Auschwitz on the beach

According to Berardi, in a state of global civil war, the world population’s  tendency to perceive «the others» as competitors has been strengthened through decades of neoliberalism. Solidarity and the community have gradually been dismantled– virtually in all areas of life.

«Power, in Berardi’s terms, is the exercise of power that consists of reducing possibilities.»»

When migrants starve at the borders of the rich world, we see what it truly means to defend your own space of possibility: The others are pushed into a zone where life is characterized by distress and a continuous battle for the most basic necessities –  where life simply becomes impossible. When the space of opportunity is understood as a privileged living space of protected wealth, and where other world citizens are considered invasive threats, the final solution becomes an «Auschwitz on the beach» – a death camp at the beaches and borders of the Western world.

Homo economicus

When «futurability» – the future as a panorama of possibility –  is narrowed, it is because we are increasingly led to see the world and ourselves in the perspective of economy, which art the same time acts as a script.  There is much more at stake than the familiar complaint that everything is measured by money, that all our identity is based on work or that we become goal-oriented model citizens – homo economicus. What emerges is an automated form of control that renders language and conversation powerless. The problem is seen in its purest form when we call a service phone and are introduced to a menu with pre-programmed options.

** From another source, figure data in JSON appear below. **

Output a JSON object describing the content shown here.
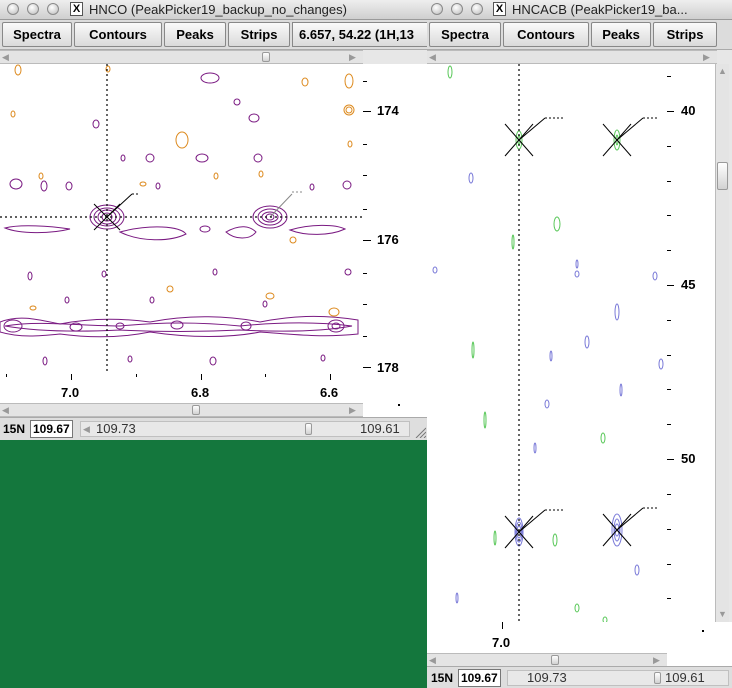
{
  "windows": {
    "hnco": {
      "title": "HNCO (PeakPicker19_backup_no_changes)",
      "buttons": {
        "spectra": "Spectra",
        "contours": "Contours",
        "peaks": "Peaks",
        "strips": "Strips"
      },
      "coord_readout": "6.657,  54.22 (1H,13",
      "y_ticks": [
        "174",
        "176",
        "178"
      ],
      "x_ticks": [
        "7.0",
        "6.8",
        "6.6"
      ],
      "status": {
        "dim_label": "15N",
        "value": "109.67",
        "min": "109.73",
        "max": "109.61"
      }
    },
    "hncacb": {
      "title": "HNCACB (PeakPicker19_ba...",
      "buttons": {
        "spectra": "Spectra",
        "contours": "Contours",
        "peaks": "Peaks",
        "strips": "Strips"
      },
      "y_ticks": [
        "40",
        "45",
        "50"
      ],
      "x_ticks": [
        "7.0"
      ],
      "status": {
        "dim_label": "15N",
        "value": "109.67",
        "min": "109.73",
        "max": "109.61"
      }
    }
  },
  "colors": {
    "desktop": "#14773d",
    "hnco_positive": "#7a1a82",
    "hnco_negative": "#dd8a1e",
    "hncacb_positive": "#7a7ad8",
    "hncacb_negative": "#5ac85a"
  }
}
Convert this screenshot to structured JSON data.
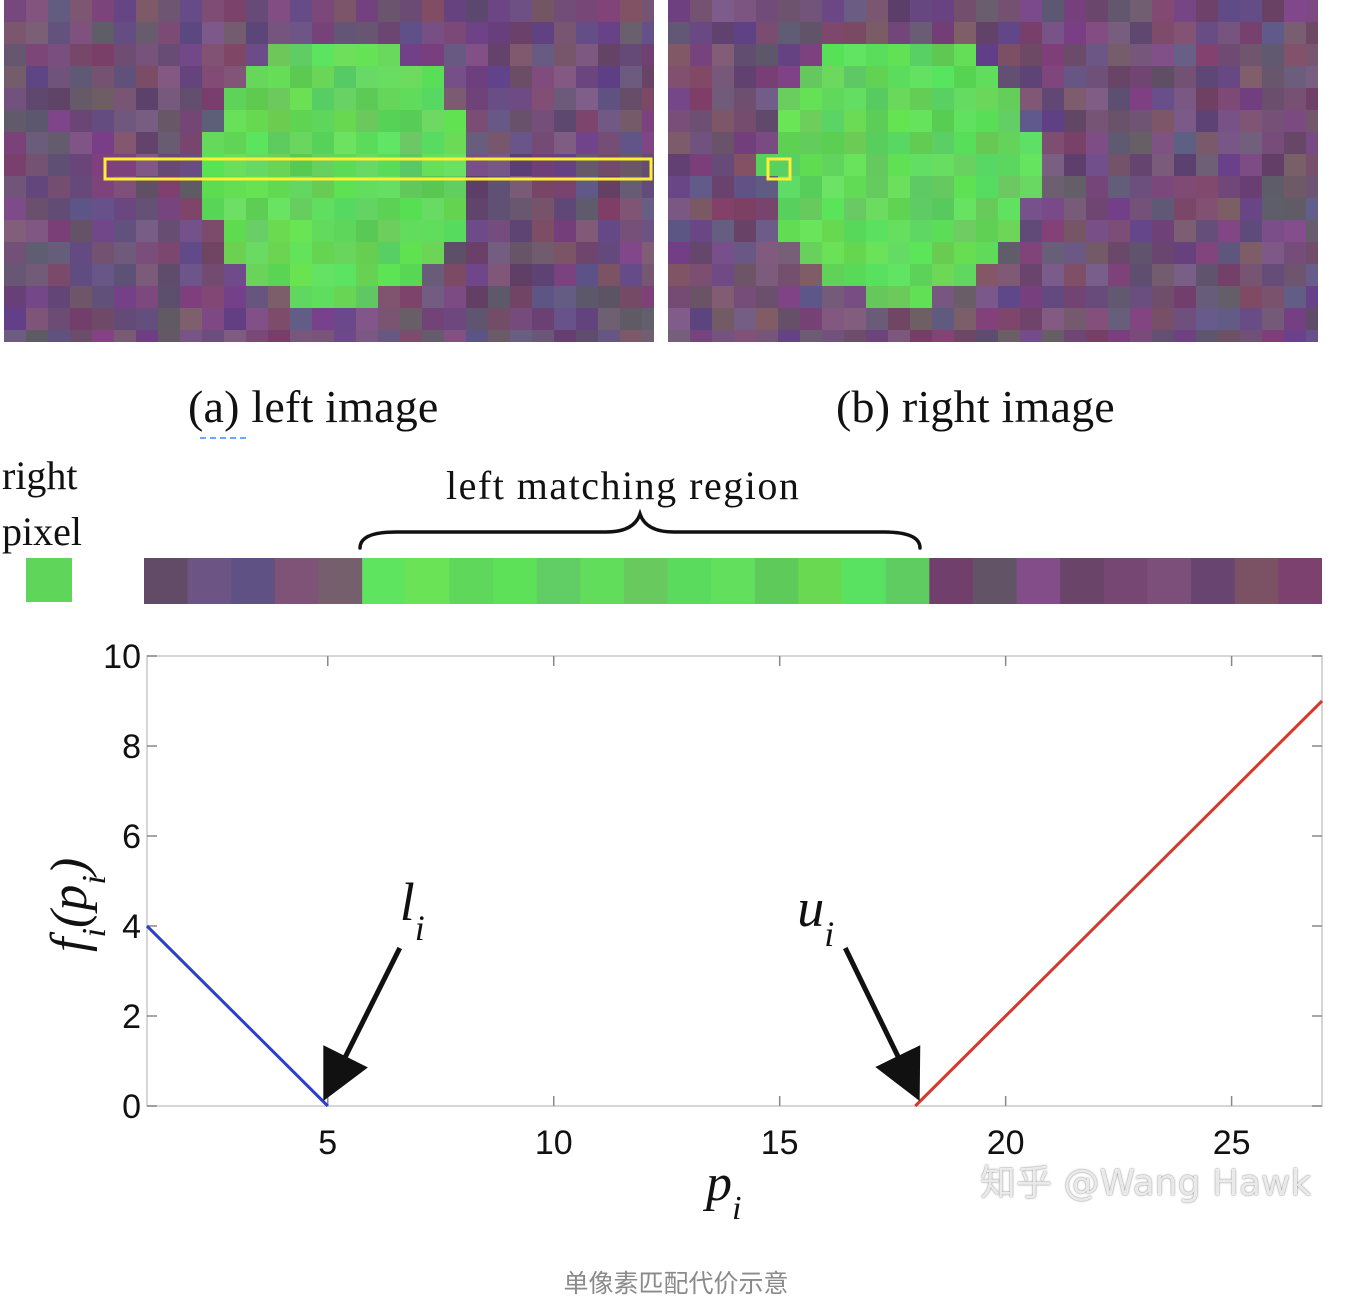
{
  "captions": {
    "left_image": "(a) left image",
    "right_image": "(b) right image"
  },
  "strip": {
    "right_pixel_label": [
      "right",
      "pixel"
    ],
    "matching_region_label": "left matching region"
  },
  "colors": {
    "background_purple": "#6a4e78",
    "disc_green": "#5fd65a",
    "highlight_box": "#ffee33",
    "lower_bound_line": "#2b3fc9",
    "upper_bound_line": "#d43a2c"
  },
  "chart_data": {
    "type": "line",
    "xlabel": "p_i",
    "ylabel": "f_i(p_i)",
    "xlim": [
      1,
      27
    ],
    "ylim": [
      0,
      10
    ],
    "x_ticks": [
      5,
      10,
      15,
      20,
      25
    ],
    "y_ticks": [
      0,
      2,
      4,
      6,
      8,
      10
    ],
    "grid": false,
    "series": [
      {
        "color": "#2b3fc9",
        "x": [
          1,
          5
        ],
        "y": [
          4,
          0
        ]
      },
      {
        "color": "#d43a2c",
        "x": [
          18,
          27
        ],
        "y": [
          0,
          9
        ]
      }
    ],
    "annotations": [
      {
        "label": "l",
        "subscript": "i",
        "x": 5,
        "y": 0
      },
      {
        "label": "u",
        "subscript": "i",
        "x": 18,
        "y": 0
      }
    ]
  },
  "watermark": "知乎 @Wang Hawk",
  "figure_caption": "单像素匹配代价示意"
}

It becomes impossible to negotiate the situation, and our questions are not even among the listed options . And if we eventually are introduced to a person – who would «gladly help» – but unfortunately «cannot do anything at the moment», because the system does not allow it to do so. Both the customer and the employee are in turn powerless – neither language nor goodwill can come to rescue. This is also being repeated on much higher levels, for example when democratically elected politicians fail to keep their promises because management is embodied in procedures that have their own compelling logic. Humans become instruments while the automated processes become the actual and anonymous performers.

A community of knowledge

The knowledge that we need as a basis for criticism and to direct society in a good direction, can still be developed. Unfortunately, the institutions leave little room for such knowledge and it is even less welcome in the free market, from which it seems increasingly difficult to free oneself.

«Humans become instruments while the automated processes become the actual and anonymous performers.»

According to Berardi, the development of an independent and liberating knowledge must take place. Where the expoitation of the creative powers of the cognitariat is greatest: in Silicon Valley, which becoming a global state, rather than just a place on the American West Coast. The latter is becoming a global state more than any other place on the American West Coast. Here, young people work tirelessly to invent the the next breakthrough technology technology, the next social network. Here the suppression really creates a counter-pressure from below, that is potentially potent. The hope is that the energy can be invested in a real social platform – a community of knowledge that in turn will develop free and liberating forms of knowledge.